TOKYO,
March 10 (Reuters) - Asia's success in weathering last year's
deep economic downturn with barely any financial strains is sapping
the momentum of an initiative to sling a safety net under the
region's currencies, officials and analysts say. Nearly two years
since 13 countries agreed to weave a web of central bank currency
swap lines in case of a re-run of Asia's 1997 balance-of-payments
crisis, progress in fleshing out the so-called Chiang Mai Initiative
(CMI) has been steady rather than spectacular.
In
the sixth of a series of bilateral swaps under the CMI umbrella,
China and Japan are expected to sign an agreement worth $3 billion
later this month when Chinese central bank governor Dai Xianglong
visits Tokyo, officials in the region said. The signing will give
a boost to the CMI, named after the northern Thai resort where
it was agreed in May 2000 by the 10 members of the Association
of South East Asian Nations (ASEAN) plus three northern neighbours
-- Japan, China and South Korea. The pact between the two regional
heavyweights will be symbolically important for the CMI but Japanese
officials are frustrated that the deal has not already been signed.
It was approved by the Bank of Japan several months ago.
The
officials, who attributed the delay in part to Beijing's preoccupation
with its entry to the World Trade Organisation, insist the CMI
is on track and say Japan hopes to complete negotiations next
on a bilateral agreement with Singapore. Japanese officials visited
Singapore last week, but an official close to the talks said a
deal would not be ready before ASEAN Plus Three finance ministers
meet in May on the sidelines of the Asian Development Bank's (ADB)
annual meeting in Shanghai.
WATERSHEDS
- Pradumna Rana, head of the ADB's Regional Economic Monitoring
Unit in Manila, called the CMI and the fledgling economic surveillance
process that underpins it watersheds for Asian economic cooperation.
But he acknowledged that regional integration was in its early
days and the pace would depend in part on perceptions of how serious
problems were at any given time. After all, the original impetus
for a self-help strategy stemmed from the 1997 crisis, which plunged
most of the region into deep recession, and the resentment many
governments felt over the International Monetary Fund's response
to the meltdown.
"These
things take time. Countries move two steps ahead, one step back,"

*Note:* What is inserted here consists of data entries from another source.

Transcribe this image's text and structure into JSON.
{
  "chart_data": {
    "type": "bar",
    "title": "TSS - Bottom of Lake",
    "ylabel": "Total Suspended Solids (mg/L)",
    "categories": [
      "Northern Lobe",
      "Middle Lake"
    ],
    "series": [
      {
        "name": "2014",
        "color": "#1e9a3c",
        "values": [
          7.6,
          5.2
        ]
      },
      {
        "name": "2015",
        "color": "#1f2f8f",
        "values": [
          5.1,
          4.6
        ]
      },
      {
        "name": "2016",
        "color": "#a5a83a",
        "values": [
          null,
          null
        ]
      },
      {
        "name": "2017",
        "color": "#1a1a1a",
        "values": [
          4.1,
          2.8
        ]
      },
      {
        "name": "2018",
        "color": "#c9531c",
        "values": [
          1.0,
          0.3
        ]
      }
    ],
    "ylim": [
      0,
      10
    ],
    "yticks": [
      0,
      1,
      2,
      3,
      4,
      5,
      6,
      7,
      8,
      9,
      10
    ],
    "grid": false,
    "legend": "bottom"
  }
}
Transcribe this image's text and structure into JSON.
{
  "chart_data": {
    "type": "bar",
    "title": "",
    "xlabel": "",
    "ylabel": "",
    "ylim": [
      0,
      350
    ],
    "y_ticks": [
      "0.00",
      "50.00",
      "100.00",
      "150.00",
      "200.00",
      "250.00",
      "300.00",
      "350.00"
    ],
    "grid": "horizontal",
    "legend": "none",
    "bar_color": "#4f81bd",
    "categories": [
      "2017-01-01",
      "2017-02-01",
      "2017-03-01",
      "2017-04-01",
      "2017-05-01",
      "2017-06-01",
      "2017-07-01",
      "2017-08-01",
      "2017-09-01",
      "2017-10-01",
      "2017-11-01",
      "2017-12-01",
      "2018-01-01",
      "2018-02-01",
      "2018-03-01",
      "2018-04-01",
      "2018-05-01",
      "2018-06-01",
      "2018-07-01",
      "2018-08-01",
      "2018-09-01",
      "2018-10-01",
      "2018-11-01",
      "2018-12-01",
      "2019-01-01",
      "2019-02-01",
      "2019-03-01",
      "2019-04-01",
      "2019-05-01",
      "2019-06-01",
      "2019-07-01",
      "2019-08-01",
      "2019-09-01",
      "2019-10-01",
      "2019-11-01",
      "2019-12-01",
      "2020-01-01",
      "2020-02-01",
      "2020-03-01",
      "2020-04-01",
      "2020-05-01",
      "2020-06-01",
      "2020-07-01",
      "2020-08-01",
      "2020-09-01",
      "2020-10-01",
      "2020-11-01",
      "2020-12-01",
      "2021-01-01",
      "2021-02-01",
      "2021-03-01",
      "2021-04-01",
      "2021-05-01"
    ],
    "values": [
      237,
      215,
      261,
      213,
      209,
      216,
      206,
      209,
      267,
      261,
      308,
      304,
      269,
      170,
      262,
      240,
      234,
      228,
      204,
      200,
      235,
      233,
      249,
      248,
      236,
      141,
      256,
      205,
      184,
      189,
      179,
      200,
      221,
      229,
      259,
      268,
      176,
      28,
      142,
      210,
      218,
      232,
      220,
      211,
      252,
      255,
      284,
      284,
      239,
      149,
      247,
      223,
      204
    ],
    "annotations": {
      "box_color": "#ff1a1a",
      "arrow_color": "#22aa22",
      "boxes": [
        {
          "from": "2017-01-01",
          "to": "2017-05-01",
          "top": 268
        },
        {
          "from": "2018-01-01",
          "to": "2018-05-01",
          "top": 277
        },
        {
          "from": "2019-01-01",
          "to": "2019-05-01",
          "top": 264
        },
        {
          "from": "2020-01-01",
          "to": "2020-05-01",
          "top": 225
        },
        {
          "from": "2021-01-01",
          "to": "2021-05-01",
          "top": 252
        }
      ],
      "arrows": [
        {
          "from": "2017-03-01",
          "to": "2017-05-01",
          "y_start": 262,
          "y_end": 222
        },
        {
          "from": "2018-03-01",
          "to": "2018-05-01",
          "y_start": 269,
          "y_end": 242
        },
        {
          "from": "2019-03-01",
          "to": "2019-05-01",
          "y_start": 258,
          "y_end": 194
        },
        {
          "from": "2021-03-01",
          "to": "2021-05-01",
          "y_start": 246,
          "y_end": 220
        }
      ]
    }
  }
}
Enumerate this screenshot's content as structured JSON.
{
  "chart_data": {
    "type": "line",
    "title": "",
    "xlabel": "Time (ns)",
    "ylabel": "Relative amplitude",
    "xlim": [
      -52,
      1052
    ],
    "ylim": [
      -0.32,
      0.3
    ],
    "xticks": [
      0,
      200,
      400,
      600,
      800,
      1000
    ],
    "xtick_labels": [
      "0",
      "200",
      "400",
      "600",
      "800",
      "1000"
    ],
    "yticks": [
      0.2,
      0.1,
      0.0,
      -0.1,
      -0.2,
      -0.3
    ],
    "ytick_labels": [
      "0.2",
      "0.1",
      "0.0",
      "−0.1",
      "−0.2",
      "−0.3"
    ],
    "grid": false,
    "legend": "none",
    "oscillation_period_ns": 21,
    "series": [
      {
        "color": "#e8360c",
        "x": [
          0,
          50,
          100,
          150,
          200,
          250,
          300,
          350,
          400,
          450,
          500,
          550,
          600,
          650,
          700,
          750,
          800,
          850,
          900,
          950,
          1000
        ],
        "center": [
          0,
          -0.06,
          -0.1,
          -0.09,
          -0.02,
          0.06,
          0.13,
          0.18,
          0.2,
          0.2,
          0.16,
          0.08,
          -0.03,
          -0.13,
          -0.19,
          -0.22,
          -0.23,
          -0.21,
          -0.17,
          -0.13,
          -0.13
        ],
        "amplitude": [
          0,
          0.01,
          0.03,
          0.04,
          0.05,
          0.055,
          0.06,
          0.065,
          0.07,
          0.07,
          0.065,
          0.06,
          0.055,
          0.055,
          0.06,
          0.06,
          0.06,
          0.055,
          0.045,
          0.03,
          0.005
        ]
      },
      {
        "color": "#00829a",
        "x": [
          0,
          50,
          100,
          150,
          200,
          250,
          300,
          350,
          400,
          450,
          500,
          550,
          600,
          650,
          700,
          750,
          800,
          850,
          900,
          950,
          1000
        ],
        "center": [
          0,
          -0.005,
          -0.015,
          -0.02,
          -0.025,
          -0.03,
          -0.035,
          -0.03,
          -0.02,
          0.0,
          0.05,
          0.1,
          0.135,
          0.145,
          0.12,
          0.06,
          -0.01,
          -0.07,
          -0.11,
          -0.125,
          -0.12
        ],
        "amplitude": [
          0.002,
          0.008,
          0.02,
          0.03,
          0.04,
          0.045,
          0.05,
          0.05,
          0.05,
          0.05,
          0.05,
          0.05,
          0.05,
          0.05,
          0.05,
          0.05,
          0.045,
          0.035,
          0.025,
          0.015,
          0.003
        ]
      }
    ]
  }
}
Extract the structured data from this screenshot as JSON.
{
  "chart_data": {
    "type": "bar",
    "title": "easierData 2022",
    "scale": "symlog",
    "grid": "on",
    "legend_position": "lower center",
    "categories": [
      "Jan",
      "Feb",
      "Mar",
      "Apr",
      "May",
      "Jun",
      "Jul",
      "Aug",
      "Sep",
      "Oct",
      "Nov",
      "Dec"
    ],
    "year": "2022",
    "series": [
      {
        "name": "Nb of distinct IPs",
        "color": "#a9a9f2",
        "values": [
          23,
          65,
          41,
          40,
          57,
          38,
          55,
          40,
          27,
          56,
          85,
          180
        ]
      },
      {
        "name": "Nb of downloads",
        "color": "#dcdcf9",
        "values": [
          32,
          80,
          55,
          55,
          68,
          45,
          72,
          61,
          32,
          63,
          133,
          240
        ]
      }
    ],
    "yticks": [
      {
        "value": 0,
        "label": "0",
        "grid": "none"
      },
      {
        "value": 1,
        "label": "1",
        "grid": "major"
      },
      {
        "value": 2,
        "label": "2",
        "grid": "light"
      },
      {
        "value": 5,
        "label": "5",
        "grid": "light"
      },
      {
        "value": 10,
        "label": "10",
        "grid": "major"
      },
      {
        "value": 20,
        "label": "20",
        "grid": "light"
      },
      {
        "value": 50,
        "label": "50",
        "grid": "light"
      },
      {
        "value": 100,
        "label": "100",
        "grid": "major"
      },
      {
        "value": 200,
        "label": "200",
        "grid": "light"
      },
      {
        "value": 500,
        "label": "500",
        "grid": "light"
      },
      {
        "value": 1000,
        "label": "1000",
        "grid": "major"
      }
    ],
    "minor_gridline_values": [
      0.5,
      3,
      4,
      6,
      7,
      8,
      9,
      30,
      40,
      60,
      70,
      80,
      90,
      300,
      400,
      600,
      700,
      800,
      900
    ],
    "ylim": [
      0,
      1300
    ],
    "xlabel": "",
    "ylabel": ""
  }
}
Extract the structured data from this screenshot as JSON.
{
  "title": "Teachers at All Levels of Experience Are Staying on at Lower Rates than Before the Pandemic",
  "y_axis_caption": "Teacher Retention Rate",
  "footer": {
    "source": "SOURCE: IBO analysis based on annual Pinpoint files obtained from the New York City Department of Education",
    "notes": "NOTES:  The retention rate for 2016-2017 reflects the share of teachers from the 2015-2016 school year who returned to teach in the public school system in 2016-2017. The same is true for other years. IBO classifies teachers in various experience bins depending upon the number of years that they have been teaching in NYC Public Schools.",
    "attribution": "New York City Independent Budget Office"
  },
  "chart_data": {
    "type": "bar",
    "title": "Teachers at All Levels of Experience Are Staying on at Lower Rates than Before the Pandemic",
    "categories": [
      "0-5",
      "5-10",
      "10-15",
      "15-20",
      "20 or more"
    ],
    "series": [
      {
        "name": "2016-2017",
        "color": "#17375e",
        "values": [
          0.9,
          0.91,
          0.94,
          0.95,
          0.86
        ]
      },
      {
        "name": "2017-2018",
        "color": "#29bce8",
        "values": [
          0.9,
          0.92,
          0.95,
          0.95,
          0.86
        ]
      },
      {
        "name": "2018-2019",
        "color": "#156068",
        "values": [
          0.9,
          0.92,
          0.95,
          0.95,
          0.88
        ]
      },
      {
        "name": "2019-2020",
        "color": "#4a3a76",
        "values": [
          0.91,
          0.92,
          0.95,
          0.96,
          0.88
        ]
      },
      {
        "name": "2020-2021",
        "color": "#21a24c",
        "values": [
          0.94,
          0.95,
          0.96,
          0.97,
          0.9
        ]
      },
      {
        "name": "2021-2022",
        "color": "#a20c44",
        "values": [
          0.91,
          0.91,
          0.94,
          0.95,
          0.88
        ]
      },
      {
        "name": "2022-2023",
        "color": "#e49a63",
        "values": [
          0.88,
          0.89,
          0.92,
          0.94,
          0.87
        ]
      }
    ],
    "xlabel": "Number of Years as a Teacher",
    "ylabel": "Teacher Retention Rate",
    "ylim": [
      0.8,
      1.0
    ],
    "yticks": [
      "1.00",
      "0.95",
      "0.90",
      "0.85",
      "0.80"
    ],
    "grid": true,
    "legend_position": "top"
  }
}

Rana said. "These are the initial years when the foundations and
institutions are being built. What happens in future will depend
on how the ministers see their economies going and the global
surveillance process developing."
Writing
in the KWR International
Advisor newsletter, Jean-Marc Blanchard said the prospects
for deepening regional economic arrangements were positive, partly
because East Asia's foreign policy elites appear to have learned
that multilateral institutions are an essential part of statecraft
in the region. But Blanchard said the short-term outlook was dismal
for ventures such as ASEAN Plus Three, the ASEAN Free Trade Area
(AFTA) and the Asia-Pacific Economic Cooperation forum (APEC).
"First,
there is an absence of a pressing threat, either political or
economic, that might create the imperative or cooperation in the
realm of economic affairs and/or generate the political will to
make concessions," Blanchard wrote.
Opposition
from key constituencies that feel threatened by closer ties, like
Japan's farmers, and domestic political instability in countries
such as the Philippines and Indonesia would also act as a brake
on integration, he argued. Japan is party to four of the five
bilateral CMI swaps signed so far -- with South Korea ($2 billion),
Thailand ($3 billion), the Philippines ($3 billion) and Malaysia
($1 billion). The fifth, worth $2 billion, was signed in December
between China and Thailand.
Unlike
Japan's other swaps under the CMI, the China scheme is likely
to be denominated in yen, not dollars. China opted for a yen-yuan
pact because it already has plenty of dollars in its foreign reserves,
according to Japanese officials. The Japan-China swap line is
primarily symbolic as neither is expected to experience liquidity
or balance-of-payment problems in the foreseeable future. Both
have huge stockpiles of foreign reserves.
The
ADB's Rana, whose unit contributes to the ASEAN Plus Three economic
surveillance process, said South Korea should be in a position
soon to sign pacts with China ($2 billion) and Thailand ($1 billion)."The
steps that have been taken are more than symbols, but at the same
time we don't have an Asian economic bloc as yet. It took Europe
40 or 50 years. I think we're somewhere in between," he said.